Trigger warning: this piece discusses themes of disordered eating and self-harm.
Why do we look at glass? Is it to see the glass itself or rather to look through it and see the beautiful views it allows us to catch a glimpse of? The answer is obvious. The only time we truly notice glass is when there are smudges or cracks in it, we notice its imperfections, not all the things it does to help us. The same can be said for a glass child, this is what I am. If you're not quite sure what that means, the Urban Dictionary is here to save the day. "Glass children are children who are growing up in a home with a sibling who takes up a disproportionate amount of parental energy." In my case, this meant growing up as the youngest child in a family with three autistic siblings who struggled with their mental health. As a child, this was an overwhelming concept to try and grasp.
Amongst all the normal chaos that came with being in a homeschooled family of eight, as I grew up I began to realise more and more that my high-needs siblings took priority over me. My parents did the very best they could but they themselves were in over their heads.
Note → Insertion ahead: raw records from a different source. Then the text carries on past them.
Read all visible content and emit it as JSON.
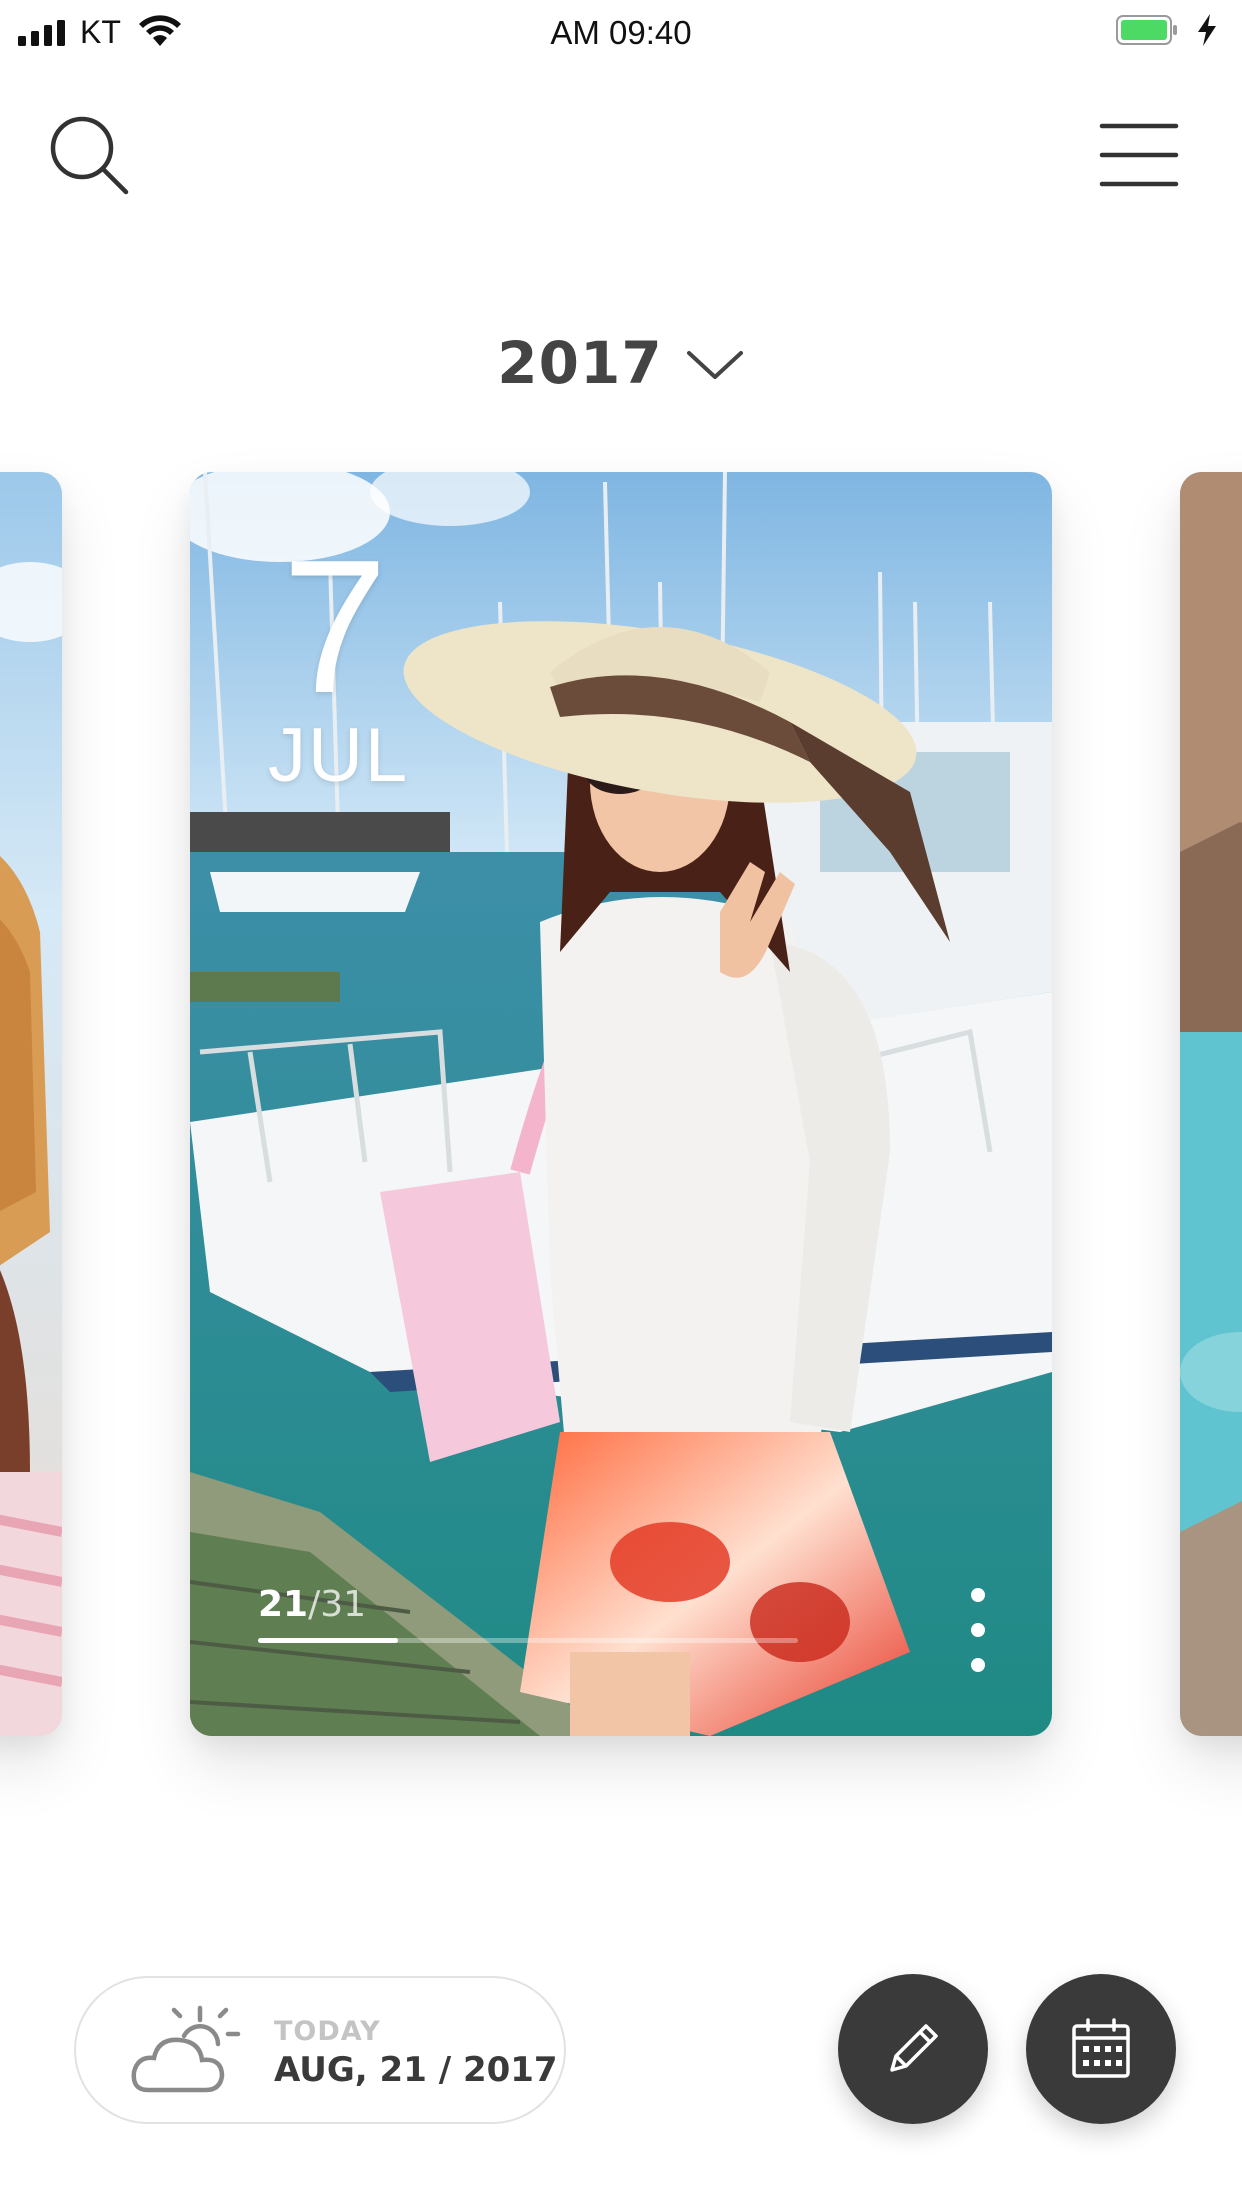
{
  "status_bar": {
    "carrier": "KT",
    "time": "AM 09:40"
  },
  "icons": {
    "search": "search-icon",
    "menu": "hamburger-menu-icon",
    "chevron": "chevron-down-icon",
    "more": "more-vertical-icon",
    "weather": "partly-cloudy-icon",
    "edit": "pencil-icon",
    "calendar": "calendar-icon"
  },
  "year_selector": {
    "year": "2017"
  },
  "current_card": {
    "day": "7",
    "month": "JUL",
    "counter_current": "21",
    "counter_separator": "/",
    "counter_total": "31",
    "progress": 0.26
  },
  "today": {
    "label": "TODAY",
    "date": "AUG, 21 / 2017"
  },
  "colors": {
    "fab_background": "#3a3a3a",
    "battery_green": "#4cd964",
    "year_text": "#444444",
    "today_label": "#c4c4c4"
  }
}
I faded into the background, afraid to make waves or cause any disturbance and soon developed a hatred of myself for needing things from others. Soon, I truly believed that the purpose of my entire existence was to help others and take care of myself alone. In my mind, everyone's needs were more important than my own and if I ever relied on anyone, not only was I a burden on them, I was showing my own weaknesses. And weak was a thing I never allowed myself to be.
Along with my intense need to be self-sufficient came some incredibly unhealthy habits. I did anything it took to bury the pain I was feeling in an attempt to disguise it from the world. I struggled with self-harm and unhealthy eating habits, allowed myself to be treated less than in relationships, and lost all focus and interest in school. This resulted in me hurting many people I was close to and failing my last year of school. It seemed to me like there was only darkness ahead, I believed I wasn't worthy of love and got to a point where I didn't even know how to accept it from others.
You see, for almost every family that has a child who is high needs, there are one or more glass children in that family. The hardships our siblings are having to face are very real, very heartbreaking and very much not something we will ever be able to relate to. I am sharing my story, not to discount that, but to raise awareness that the things glass children have to face are also very real, very heartbreaking and very much not something a large majority of people have to face. One is not less and one is not more - the pain is just different.
It took me time to unlearn what I had been taught and had taught myself from childhood. It took a community of people not giving up on me and loving me through my darkest days. I had to learn that I am not a problem for having problems. That I am not weak for needing help. That even if there is no diagnosis for my pain, it is still valid. These statements are true for you as well, whether you are a glass child or not. You deserve all the love you have in your heart to give others. You deserve the time it takes to heal. My friend, you deserve the world and don't you forget it.